The Washington Post acknowledged that Mr. Trump had pressed Putin on elections, but that on reflection, it didn’t sound all that hard of a press. “Tillerson said repeatedly that the meeting was about the future and not the past. “But I think what the two presidents — I think rightly — focused on is how we move forward,” he said. Later, he would add that Putin’s contention that Russian didn’t hack represented an “intractable disagreement” and said, “There was not a lot of re-litigating things from the past.

On the whole, then, we have two men who like one another and want to work together, facts, legalisms and even practical politics notwithstanding. I suppose that is either bravado or some kind of political heroism.
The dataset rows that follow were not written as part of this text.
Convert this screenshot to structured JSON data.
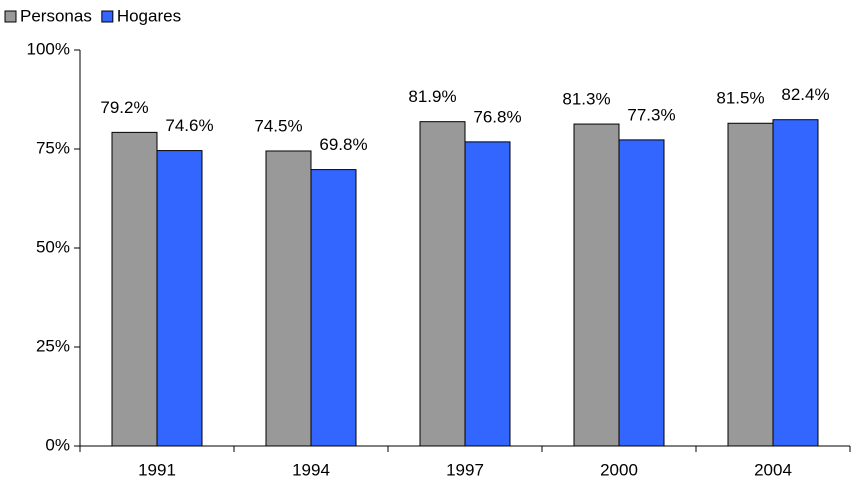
{
  "chart_data": {
    "type": "bar",
    "categories": [
      "1991",
      "1994",
      "1997",
      "2000",
      "2004"
    ],
    "series": [
      {
        "name": "Personas",
        "color": "#999999",
        "values": [
          79.2,
          74.5,
          81.9,
          81.3,
          81.5
        ],
        "value_labels": [
          "79.2%",
          "74.5%",
          "81.9%",
          "81.3%",
          "81.5%"
        ]
      },
      {
        "name": "Hogares",
        "color": "#3366ff",
        "values": [
          74.6,
          69.8,
          76.8,
          77.3,
          82.4
        ],
        "value_labels": [
          "74.6%",
          "69.8%",
          "76.8%",
          "77.3%",
          "82.4%"
        ]
      }
    ],
    "ylim": [
      0,
      100
    ],
    "yticks": [
      {
        "value": 0,
        "label": "0%"
      },
      {
        "value": 25,
        "label": "25%"
      },
      {
        "value": 50,
        "label": "50%"
      },
      {
        "value": 75,
        "label": "75%"
      },
      {
        "value": 100,
        "label": "100%"
      }
    ],
    "legend": "top-left"
  }
}
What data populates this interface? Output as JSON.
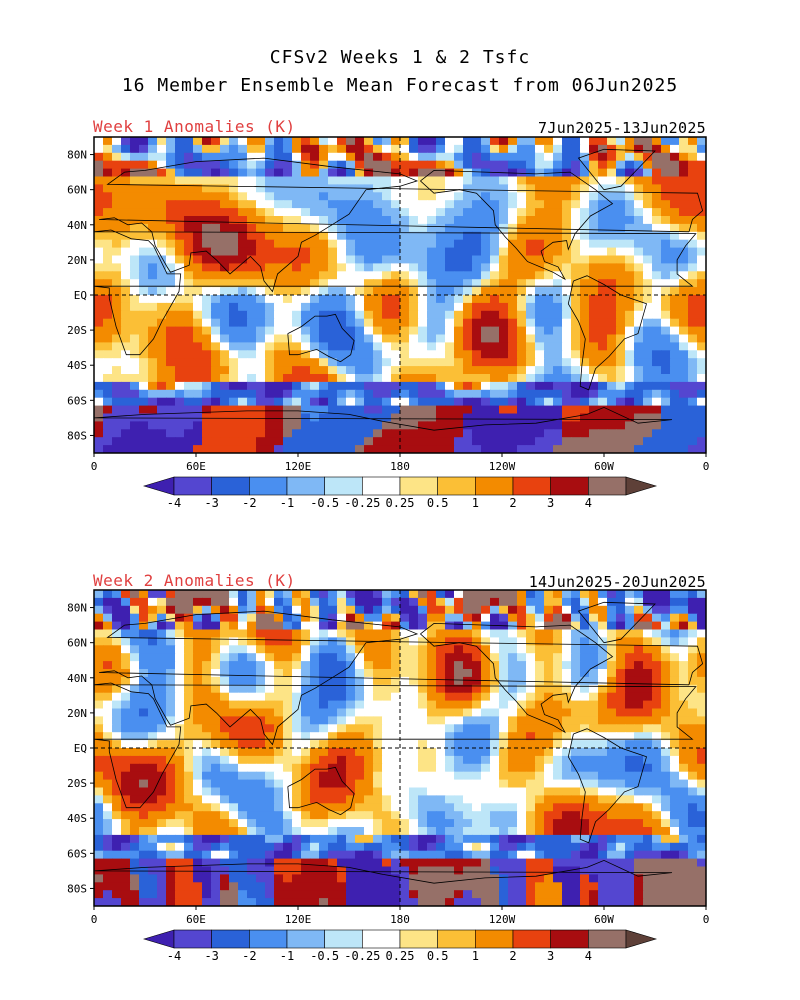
{
  "header": {
    "line1": "CFSv2 Weeks 1 & 2 Tsfc",
    "line2": "16 Member Ensemble Mean Forecast from 06Jun2025"
  },
  "panels": [
    {
      "title": "Week 1 Anomalies (K)",
      "dates": "7Jun2025-13Jun2025",
      "seed": 11
    },
    {
      "title": "Week 2 Anomalies (K)",
      "dates": "14Jun2025-20Jun2025",
      "seed": 29
    }
  ],
  "map": {
    "lat_labels": [
      "80N",
      "60N",
      "40N",
      "20N",
      "EQ",
      "20S",
      "40S",
      "60S",
      "80S"
    ],
    "lon_labels": [
      "0",
      "60E",
      "120E",
      "180",
      "120W",
      "60W",
      "0"
    ]
  },
  "colorbar": {
    "labels": [
      "-4",
      "-3",
      "-2",
      "-1",
      "-0.5",
      "-0.25",
      "0.25",
      "0.5",
      "1",
      "2",
      "3",
      "4"
    ],
    "colors": [
      "#3e20b0",
      "#5446d0",
      "#2a62d8",
      "#4a8ff0",
      "#7fb8f5",
      "#bde6f8",
      "#ffffff",
      "#fde486",
      "#fbbf36",
      "#f38b00",
      "#e8420f",
      "#a80d10",
      "#967068",
      "#5e4038"
    ]
  }
}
It is hard to hear the next conversation between people like Senators John McCain, Lindsay Graham, Bob Corker and others with the President. For that matter, does this mean that Mr. Trump will not sign the additional sanctions voted by the Senate?

As for Syria, The New York Times report said, “While such a step in Syria would be small, it appeared to reflect a desire by American and Russian officials to move past their tense flare-ups over the Syria conflict and facilitate a way to end the six-year civil war there. Moscow has been backing the government of President Bashar al-Assad of Syria while the United States has sought to aid opposition groups fighting to oust him. ‘I think this is our first indication of the U.S. and Russia being able to work together in Syria,’ Tillerson said.”

This cease-fire, like others before it, may well fade after a couple of days, because no one at this table controls the players. And it is silent, as always, as to help for millions of refugees.

Meanwhile the rest of the G-20 meetings went on tepidly, and, again, one wonders what all the fuss has been when the results are a generalized agreement that terrorism is a globally shared target, and widespread agreement that there is disagreement among the world powers about pursuing and achieving the outcome of climate change. Those are the givens that had brought the leaders together.

Meanwhile, clamoring for attention for their generalized objections to world powers dictating anything, tens of thousands were in the streets of Hamburg again with a substantial number of violent clashes with police.

So, the world will go through another G-20 day today that will look much as yesterday, one with photo ops and bigger promises for greatness and cooperation and yet more intense street protests.

The much-hyped day has come and gone, and we’re still looking at a long list of issues that have not seemed, publicly at least, to have moved. Most of the issues I would like G-20 leaders to address, including shared hopes of prosperity, keeping the earth safe, addressing a widening income inequality and the ravages of poverty and refugees, seem not to make the top of the list — again.